I decided to bring in a clean, uncontaminated 50-gallon barrel to catch the wash water for me to re-use as greywater. Note: Please do NOT store greywater any longer than 24 hours! Bacteria can build up rapidly in this time frame and render the water no longer usable. If you’re interested in learning about and using greywater: http://oasisdesign.net/
Since I was planning on using the greywater to water plants, we needed to use a biocompatible (not just biodegradable) detergent for eco-friendly laundry. After some trials of a few different types, we decided to use soapnuts since they are compostable and a native version of the tree will grow here. Bonus that they are safe for people who have chemical sensitivities (like me!) to most other detergents.
Finding a Complete Eco-Friendly Laundry Solution
Unfortunately, the initial greywater collection project didn’t last long once the hand siphon pump I was using developed an air leak that prevented it from working. We opted for just using the machine as efficiently as possible until we could come up with a better solution. But after an extended stay by a visitor who did not follow that hope, we opted to sell the washer to prevent further issues.
Shortly after that we purged a lot of our synthetic clothes and changed over to an organic wardrobe. By eliminating a large number of extras and hard-to-wash laundry we had made enough of a change that she decided to try out doing it by hand.
But we needed to have a set up for her to do laundry by hand. We wound up purchasing a glass washboard.

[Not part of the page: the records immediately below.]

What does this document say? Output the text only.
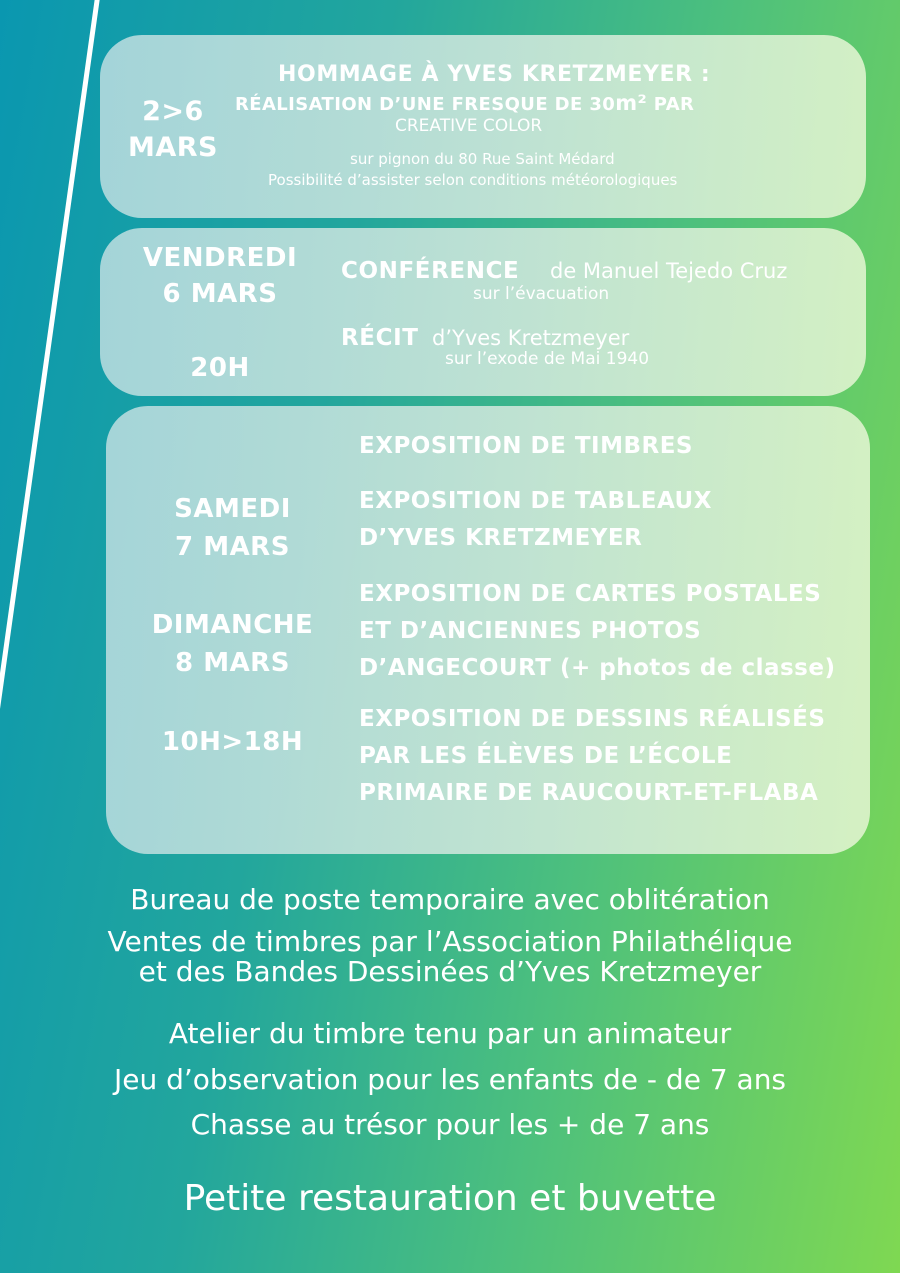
2>6
MARS
HOMMAGE À YVES KRETZMEYER :
RÉALISATION D’UNE FRESQUE DE 30m² PAR
CREATIVE COLOR
sur pignon du 80 Rue Saint Médard
Possibilité d’assister selon conditions météorologiques
VENDREDI
6 MARS
20H
CONFÉRENCE de Manuel Tejedo Cruz
sur l’évacuation
RÉCIT d’Yves Kretzmeyer
sur l’exode de Mai 1940
SAMEDI
7 MARS
DIMANCHE
8 MARS
10H>18H
EXPOSITION DE TIMBRES
EXPOSITION DE TABLEAUX
D’YVES KRETZMEYER
EXPOSITION DE CARTES POSTALES
ET D’ANCIENNES PHOTOS
D’ANGECOURT (+ photos de classe)
EXPOSITION DE DESSINS RÉALISÉS
PAR LES ÉLÈVES DE L’ÉCOLE
PRIMAIRE DE RAUCOURT-ET-FLABA
Bureau de poste temporaire avec oblitération
Ventes de timbres par l’Association Philathélique
et des Bandes Dessinées d’Yves Kretzmeyer
Atelier du timbre tenu par un animateur
Jeu d’observation pour les enfants de - de 7 ans
Chasse au trésor pour les + de 7 ans
Petite restauration et buvette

I put together a table her brother was storing with us and placed a plastic storage container we lost the lid to on it. Since there was still some splashing she added a second, smaller plastic tub inside to contain the splash. That worked with that for a while, until we decided to install a tub.
We never really intended to do laundry by hand and if you had told us a few years ago that we would, we would have laughed at the thought. Now we laugh at ourselves for naively thinking this journey wouldn’t change us as much as we would change the rest of our lifestyle.